What to expect during aortic valve replacement surgery
Preparing for your procedure
Prior to your aortic valve replacement, you’ll meet with your physician to discuss your medical history, medications you take and any questions you have. Tests you may have before heart valve surgery include:
- Chest X-ray – A radiograph or picture of the heart and lungs including blood vessels, ribs and bones of the spine
- Blood tests – Studies to detect enzymes that leak into the blood when the heart has been damaged and to detect infection and antibodies
- Urine tests
- Electrocardiogram (EKG/ECG) – A test that records the electrical activity of the heart
- Cardiac catheterization – A procedure to check for problems in coronary arteries. A long, thin tube (catheter) is inserted into an artery or vein in the groin, arm or neck, then threaded to the heart. The physician injects a contrast solution into the artery and takes X-rays to check for blockage and other abnormalities.
- CT angiogram (computed tomography angiogram) – An imaging procedure that uses CT technology to produce cross-sectional, detailed images of blood vessels
- Echocardiogram (also called echo) – This test uses sound waves to assess the function and structure of the heart muscle and valves
If you use tobacco, you will be instructed to quit at least two weeks before surgery. Tobacco use can interfere with the blood’s ability to clot properly. Your physician can prescribe a nicotine-replacement product to help you stop tobacco use. You may want to visit your dentist prior to surgery to ensure there are no infected teeth in your mouth.
As in the case of most surgeries, your physician will ask you to not eat or drink a certain number of hours beforehand, often nothing after midnight the night before.
The area where your incision will be made is shaved and cleaned prior to surgery to reduce risk of infection. You will be given anesthetic medication to put you “to sleep” during surgery.
During your procedure
You are connected to monitoring equipment (electrocardiogram) to check your heart’s activity during the procedure. You also have an intravenous line in your arm to provide anesthesia throughout the procedure. A mechanical respirator breathes for you during the surgery, via a tube inserted in your windpipe. Another tube, inserted in your nose and through your throat, prevents air and liquid from pooling in your stomach. Still another tube, a catheter, is inserted into your bladder.
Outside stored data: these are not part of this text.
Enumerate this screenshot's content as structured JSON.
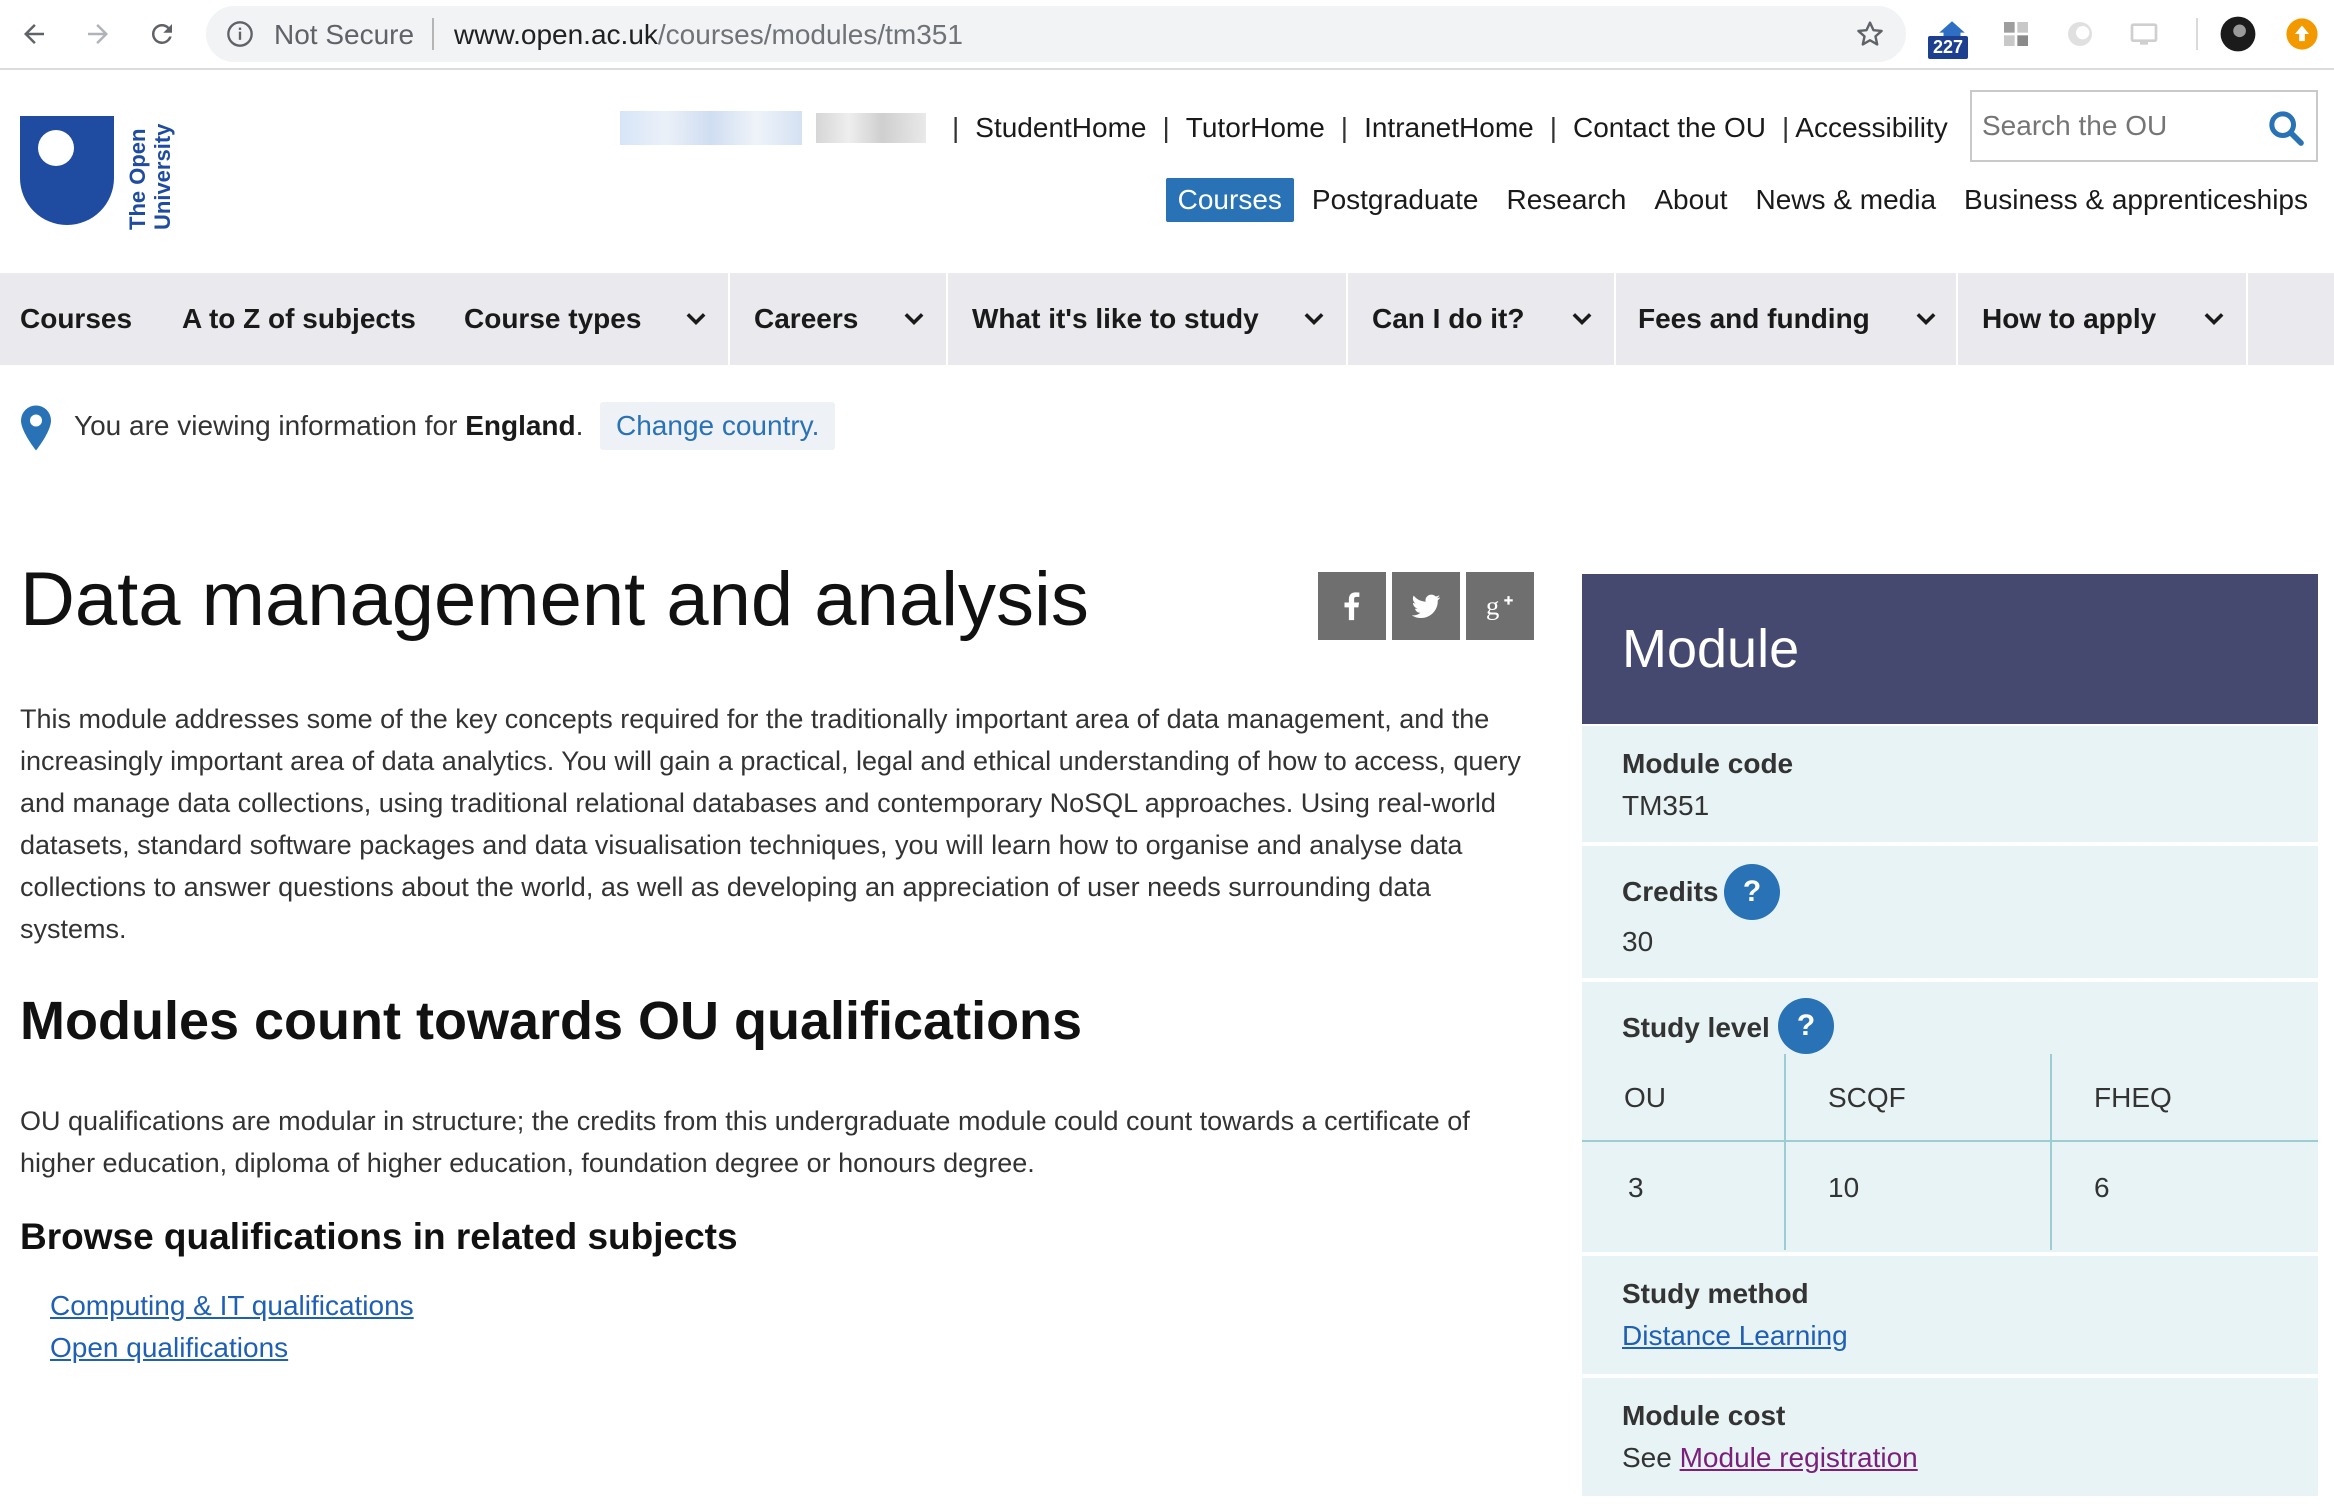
{
  "browser": {
    "security_label": "Not Secure",
    "url_host": "www.open.ac.uk",
    "url_path": "/courses/modules/tm351",
    "extension_badge": "227"
  },
  "header": {
    "logo_text_line1": "The Open",
    "logo_text_line2": "University",
    "util_links": [
      "StudentHome",
      "TutorHome",
      "IntranetHome",
      "Contact the OU",
      "Accessibility"
    ],
    "search_placeholder": "Search the OU",
    "main_nav": [
      "Courses",
      "Postgraduate",
      "Research",
      "About",
      "News & media",
      "Business & apprenticeships"
    ]
  },
  "subnav": {
    "items": [
      "Courses",
      "A to Z of subjects",
      "Course types",
      "Careers",
      "What it's like to study",
      "Can I do it?",
      "Fees and funding",
      "How to apply"
    ]
  },
  "country": {
    "prefix": "You are viewing information for ",
    "country": "England",
    "suffix": ".",
    "change_label": "Change country."
  },
  "main": {
    "title": "Data management and analysis",
    "intro": "This module addresses some of the key concepts required for the traditionally important area of data management, and the increasingly important area of data analytics. You will gain a practical, legal and ethical understanding of how to access, query and manage data collections, using traditional relational databases and contemporary NoSQL approaches. Using real-world datasets, standard software packages and data visualisation techniques, you will learn how to organise and analyse data collections to answer questions about the world, as well as developing an appreciation of user needs surrounding data systems.",
    "qual_heading": "Modules count towards OU qualifications",
    "qual_text": "OU qualifications are modular in structure; the credits from this undergraduate module could count towards a certificate of higher education, diploma of higher education, foundation degree or honours degree.",
    "related_heading": "Browse qualifications in related subjects",
    "related_links": [
      "Computing & IT qualifications",
      "Open qualifications"
    ]
  },
  "sidebar": {
    "heading": "Module",
    "code_label": "Module code",
    "code_value": "TM351",
    "credits_label": "Credits",
    "credits_value": "30",
    "level_label": "Study level",
    "help_glyph": "?",
    "level_columns": [
      "OU",
      "SCQF",
      "FHEQ"
    ],
    "level_values": [
      "3",
      "10",
      "6"
    ],
    "method_label": "Study method",
    "method_value": "Distance Learning",
    "cost_label": "Module cost",
    "cost_prefix": "See ",
    "cost_link": "Module registration"
  },
  "colors": {
    "brand_blue": "#2872b5",
    "sidebar_header": "#46496f",
    "sidebar_panel": "#e7f3f4",
    "subnav_bg": "#e9e9ee"
  }
}
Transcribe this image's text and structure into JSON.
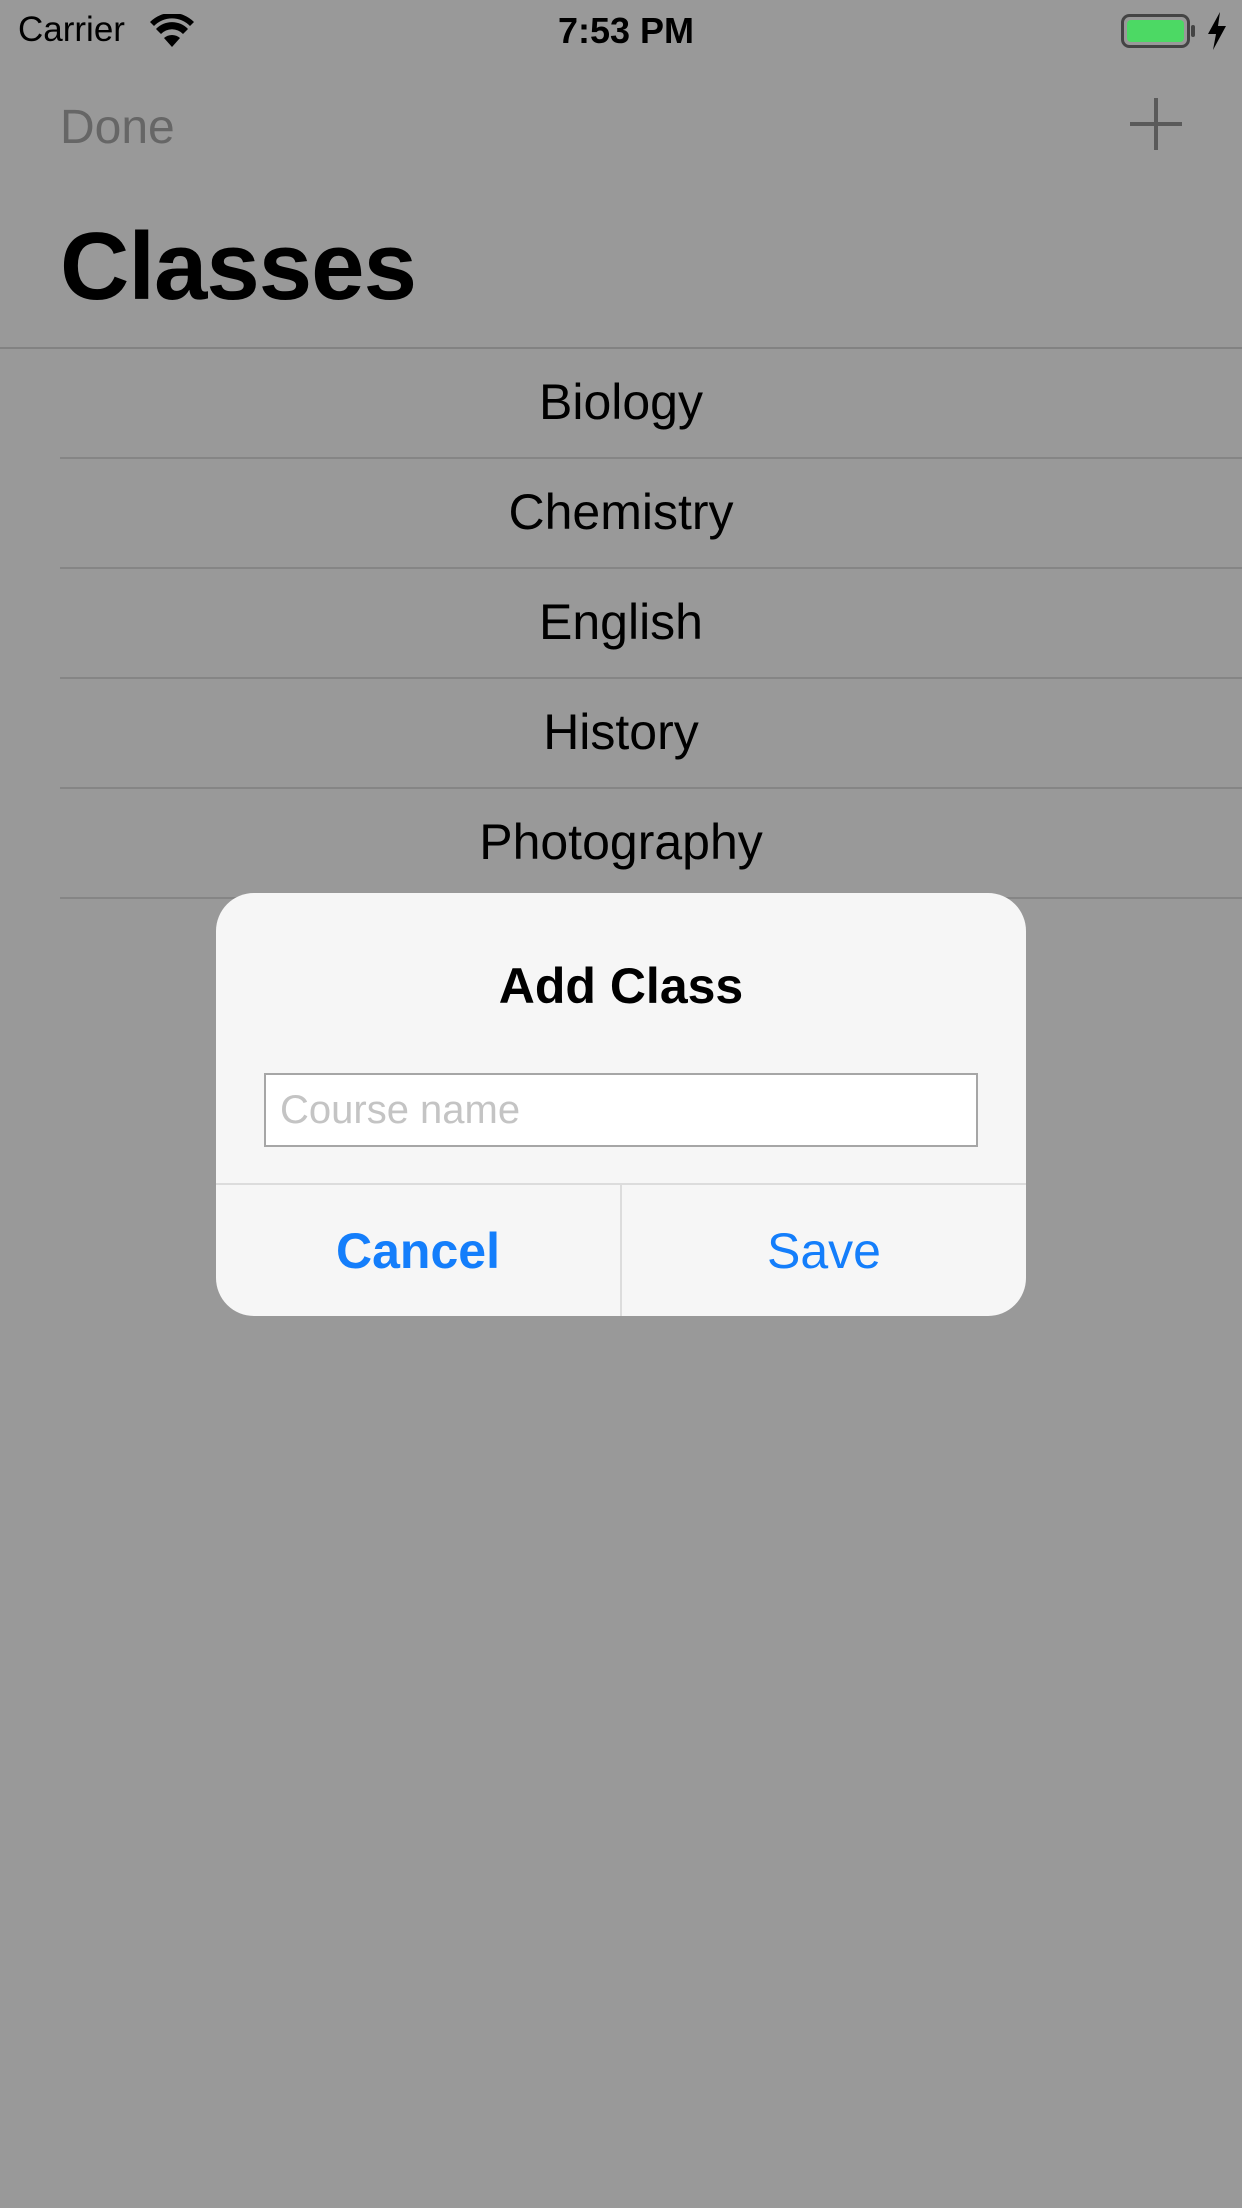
{
  "status_bar": {
    "carrier": "Carrier",
    "time": "7:53 PM",
    "wifi_icon": "wifi-icon",
    "battery_icon": "battery-charging-icon",
    "battery_color": "#4cd964"
  },
  "nav": {
    "done_label": "Done",
    "add_icon": "plus-icon",
    "title": "Classes"
  },
  "classes": [
    "Biology",
    "Chemistry",
    "English",
    "History",
    "Photography"
  ],
  "alert": {
    "title": "Add Class",
    "input_placeholder": "Course name",
    "input_value": "",
    "cancel_label": "Cancel",
    "save_label": "Save",
    "button_color": "#147efb"
  }
}
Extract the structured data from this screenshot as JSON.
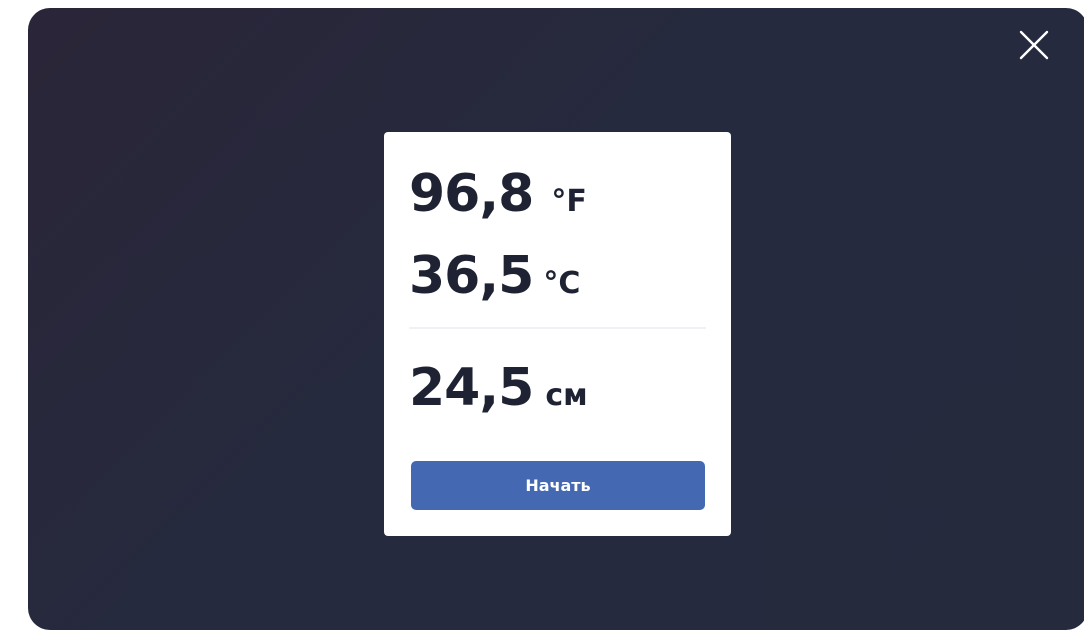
{
  "readings": {
    "fahrenheit": {
      "value": "96,8",
      "unit": "°F"
    },
    "celsius": {
      "value": "36,5",
      "unit": "°C"
    },
    "length": {
      "value": "24,5",
      "unit": "см"
    }
  },
  "actions": {
    "start_label": "Начать"
  },
  "icons": {
    "close": "close-icon"
  },
  "colors": {
    "overlay": "#262a3e",
    "card": "#ffffff",
    "text": "#1e2233",
    "button": "#4469b2",
    "button_text": "#ffffff",
    "close_icon": "#ffffff"
  }
}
Heart valve surgeries require the use of a heart-lung machine. This keeps blood flowing during the procedure. The machine takes over this function for your body, and your body takes over again when the procedure is completed.
The surgeon makes an incision in your chest to access your valve. The replacement is made, your heart is restarted, and the heart-lung machine is disconnected. Traditional valve surgery takes several hours.
If you have minimally invasive surgery, the incision is much smaller and the hospital stay and recovery time are shorter.
After your procedure
If you have traditional heart valve surgery, you may remain in the hospital for as long as a week or two.
Your medical team will help you get up and about one or two days after surgery. You may feel stiff and sore, but it is important to breathe deeply and cough to clear fluids from your lungs. You will be allowed to eat normally in most cases.
After your surgery, you may need to take medication to prevent blood clots from forming on the new valve. You also may hear a mechanical valve clicking in your chest. This is normal.
If your job involves primarily sitting at a desk, you usually can return to work in four to six weeks.